I am looking right now at a photo of my brother when he was four years old. The photo, like most of my mother’s Early Vivitar works, contains her signature thumb in the upper right corner. It is summer. In the background lurks the Village Green Apartments Pool, a body of water famous for having the highest urine content on the eastern seaboard. The apartments were equally filthy, but we had no choice: they were the only place that took us.
Dan squats on the asphalt in swim trunks that expose his sturdy little legs and pot belly. His cornsilk hair – long since changed to brown - glows in the Pennsylvania sunshine. Beside him, a maintenance man points down into a grate, explaining some piece of pool-cleaning arcana.
But my brother is not looking at the grate. He is looking at the man, the Man With Tools, and his blue eyes are wide with adoration.
I am not in the photo. I would have been six years old then, and I imagine I was off skulking somewhere, furious that my brother was getting so much attention.
This was Dan’s lucky day, for such men would not always engage. And it was the engagement that was our goal. We wanted their attention, like a boat wants a lighthouse. If the train man blew his whistle, if the plumber showed us his plumber’s snake, if the man in the hardhat winked – we were shot through with joy.

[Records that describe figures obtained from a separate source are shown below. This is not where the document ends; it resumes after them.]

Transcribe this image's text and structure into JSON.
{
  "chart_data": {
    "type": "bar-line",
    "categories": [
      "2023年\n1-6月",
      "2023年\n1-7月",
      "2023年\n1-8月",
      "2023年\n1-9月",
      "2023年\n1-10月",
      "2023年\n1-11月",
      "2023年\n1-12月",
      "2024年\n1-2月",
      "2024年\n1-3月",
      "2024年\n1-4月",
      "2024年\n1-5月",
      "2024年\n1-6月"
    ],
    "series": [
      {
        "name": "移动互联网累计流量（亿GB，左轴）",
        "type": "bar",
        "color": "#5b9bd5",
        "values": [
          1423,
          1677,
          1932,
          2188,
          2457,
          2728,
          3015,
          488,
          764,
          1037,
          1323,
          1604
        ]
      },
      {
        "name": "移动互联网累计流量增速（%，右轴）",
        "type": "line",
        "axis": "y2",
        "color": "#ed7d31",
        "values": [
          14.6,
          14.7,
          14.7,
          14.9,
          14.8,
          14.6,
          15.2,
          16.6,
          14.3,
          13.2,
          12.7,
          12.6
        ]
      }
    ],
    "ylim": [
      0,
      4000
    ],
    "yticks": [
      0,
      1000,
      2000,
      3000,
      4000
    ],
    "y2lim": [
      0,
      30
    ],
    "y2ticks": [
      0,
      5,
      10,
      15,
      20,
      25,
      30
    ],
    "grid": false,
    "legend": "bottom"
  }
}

This scared some men. We got Dan a Big Brother, a man named Ralph who had a large forehead and belonged to an obscure Christian sect called Swedenborgianism. A few months in, Ralph quit, complaining of stress. I think this was a mean trick to play on a fatherless boy, but I suppose it’s understandable. Dan needed too hard.
As adults, he and I have learned to dissemble, but as children we pulled out our hearts and set them bloody on the table: “Take your tools and fix it!” we cried, to every man we saw. “Lift me onto your backhoe and show me what the buttons do and drive around this lousy town for everyone to see.”